Addressing Low-Shot MVS by Detecting and Completing Planar Surfaces
Rajbir Kataria, Zhizhong Li, Joseph DeGol, Derek Hoiem
Multiview stereo (MVS) systems typically require at least three views to reconstruct each scene point. This requirement increases the burden of image captures and leads to incomplete reconstructions. Our main idea to address this low-shot MVS problem is to detect planar surfaces in depth maps generated by any MVS system and complete these surfaces by reformulating the MVS depth prediction task to a simpler planar surface assignment problem. We use single and multi-view cues (when available) and employ the DeepLabv3 architecture to infer the extent of planar regions and accurately complete missing surfaces. We show that our approach reconstructs portions of surfaces viewed by only one image, yielding denser models than existing MVS systems.
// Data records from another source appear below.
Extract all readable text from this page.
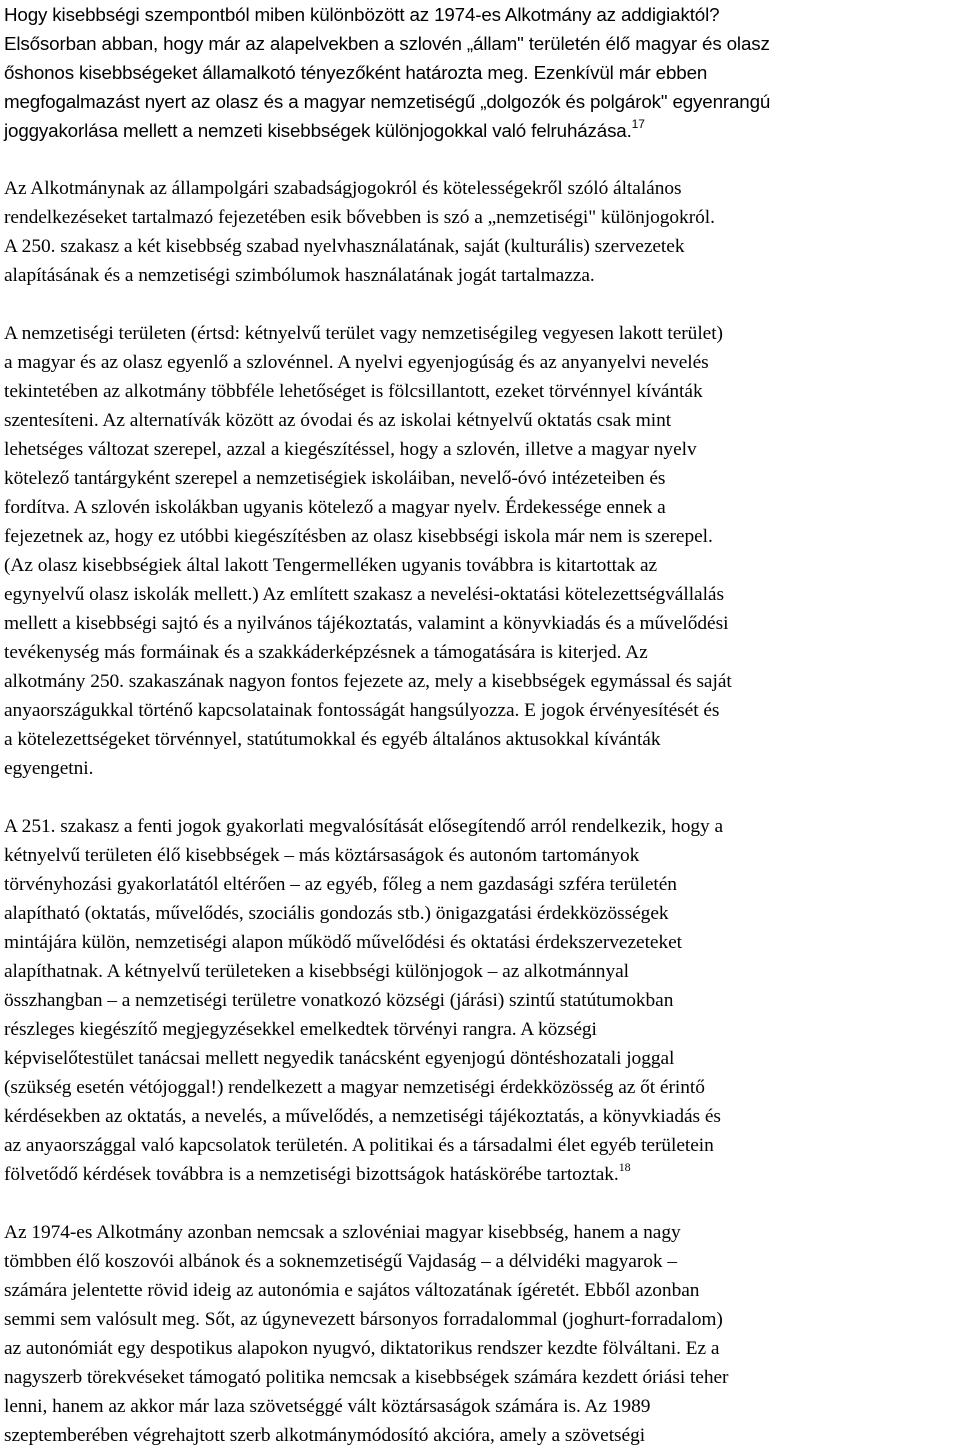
Hogy kisebbségi szempontból miben különbözött az 1974-es Alkotmány az addigiaktól?
Elsősorban abban, hogy már az alapelvekben a szlovén „állam" területén élő magyar és olasz
őshonos kisebbségeket államalkotó tényezőként határozta meg. Ezenkívül már ebben
megfogalmazást nyert az olasz és a magyar nemzetiségű „dolgozók és polgárok" egyenrangú
joggyakorlása mellett a nemzeti kisebbségek különjogokkal való felruházása.$^{17}$
Az Alkotmánynak az állampolgári szabadságjogokról és kötelességekről szóló általános
rendelkezéseket tartalmazó fejezetében esik bővebben is szó a „nemzetiségi" különjogokról.
A 250. szakasz a két kisebbség szabad nyelvhasználatának, saját (kulturális) szervezetek
alapításának és a nemzetiségi szimbólumok használatának jogát tartalmazza.
A nemzetiségi területen (értsd: kétnyelvű terület vagy nemzetiségileg vegyesen lakott terület)
a magyar és az olasz egyenlő a szlovénnel. A nyelvi egyenjogúság és az anyanyelvi nevelés
tekintetében az alkotmány többféle lehetőséget is fölcsillantott, ezeket törvénnyel kívánták
szentesíteni. Az alternatívák között az óvodai és az iskolai kétnyelvű oktatás csak mint
lehetséges változat szerepel, azzal a kiegészítéssel, hogy a szlovén, illetve a magyar nyelv
kötelező tantárgyként szerepel a nemzetiségiek iskoláiban, nevelő-óvó intézeteiben és
fordítva. A szlovén iskolákban ugyanis kötelező a magyar nyelv. Érdekessége ennek a
fejezetnek az, hogy ez utóbbi kiegészítésben az olasz kisebbségi iskola már nem is szerepel.
(Az olasz kisebbségiek által lakott Tengermelléken ugyanis továbbra is kitartottak az
egynyelvű olasz iskolák mellett.) Az említett szakasz a nevelési-oktatási kötelezettségvállalás
mellett a kisebbségi sajtó és a nyilvános tájékoztatás, valamint a könyvkiadás és a művelődési
tevékenység más formáinak és a szakkáderképzésnek a támogatására is kiterjed. Az
alkotmány 250. szakaszának nagyon fontos fejezete az, mely a kisebbségek egymással és saját
anyaországukkal történő kapcsolatainak fontosságát hangsúlyozza. E jogok érvényesítését és
a kötelezettségeket törvénnyel, statútumokkal és egyéb általános aktusokkal kívánták
egyengetni.
A 251. szakasz a fenti jogok gyakorlati megvalósítását elősegítendő arról rendelkezik, hogy a
kétnyelvű területen élő kisebbségek – más köztársaságok és autonóm tartományok
törvényhozási gyakorlatától eltérően – az egyéb, főleg a nem gazdasági szféra területén
alapítható (oktatás, művelődés, szociális gondozás stb.) önigazgatási érdekközösségek
mintájára külön, nemzetiségi alapon működő művelődési és oktatási érdekszervezeteket
alapíthatnak. A kétnyelvű területeken a kisebbségi különjogok – az alkotmánnyal
összhangban – a nemzetiségi területre vonatkozó községi (járási) szintű statútumokban
részleges kiegészítő megjegyzésekkel emelkedtek törvényi rangra. A községi
képviselőtestület tanácsai mellett negyedik tanácsként egyenjogú döntéshozatali joggal
(szükség esetén vétójoggal!) rendelkezett a magyar nemzetiségi érdekközösség az őt érintő
kérdésekben az oktatás, a nevelés, a művelődés, a nemzetiségi tájékoztatás, a könyvkiadás és
az anyaországgal való kapcsolatok területén. A politikai és a társadalmi élet egyéb területein
fölvetődő kérdések továbbra is a nemzetiségi bizottságok hatáskörébe tartoztak.$^{18}$
Az 1974-es Alkotmány azonban nemcsak a szlovéniai magyar kisebbség, hanem a nagy
tömbben élő koszovói albánok és a soknemzetiségű Vajdaság – a délvidéki magyarok –
számára jelentette rövid ideig az autonómia e sajátos változatának ígéretét. Ebből azonban
semmi sem valósult meg. Sőt, az úgynevezett bársonyos forradalommal (joghurt-forradalom)
az autonómiát egy despotikus alapokon nyugvó, diktatorikus rendszer kezdte fölváltani. Ez a
nagyszerb törekvéseket támogató politika nemcsak a kisebbségek számára kezdett óriási teher
lenni, hanem az akkor már laza szövetséggé vált köztársaságok számára is. Az 1989
szeptemberében végrehajtott szerb alkotmánymódosító akcióra, amely a szövetségi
Improving Structure from Motion with Reliable Resectioning
Rajbir Kataria, Joseph DeGol, Derek Hoiem
Paper Video Project page
A common cause of failure in structure-from-motion (SfM) is misregistration of images due to visual patterns that occur in more than one scene location. Most work to solve this problem ignores image matches that are inconsistent according to the statistics of the tracks graph, but these methods often need to be tuned for each dataset and can lead to reduced completeness of normally good reconstructions when valid matches are removed. Our key idea is to address ambiguity directly in the reconstruction process by using only a subset of reliable matches to determine resectioning order and the initial pose. We also introduce a new measure of similarity that adjusts the influence of feature matches based on their track length. We show this improves reconstruction robustness for two state-of-the-art SfM algorithms on many diverse datasets.
FEATS: Synthetic Feature Tracks for Structure from Motion Evaluation
Joseph DeGol, Jae Yong Lee, Rajbir Kataria, , Timothy Bretl, Derek Hoiem
Paper Project page
We present FEATS (Feature Extraction and Tracking Simulator), that synthesizes feature tracks using a camera trajectory and scene geometry (e.g. CAD, laser, multi-view stereo). We introduce 2D feature and matching noise models that can be controlled through a simple set of parameters. We also provide a new dataset of images and ground truth camera pose. We process this data (and a synthetic version) with several current SfM algorithms and show that the synthetic tracks are representative of the real tracks. We then demonstrate several practical uses of FEATS: (1) we generate hundreds of trajectories with varying noise and show that COLMAP is more robust to noise than OpenSfM and VisualSfM; and (2) we calculate 3D point error and show that accurate camera pose estimates do not guarantee accurate 3D maps.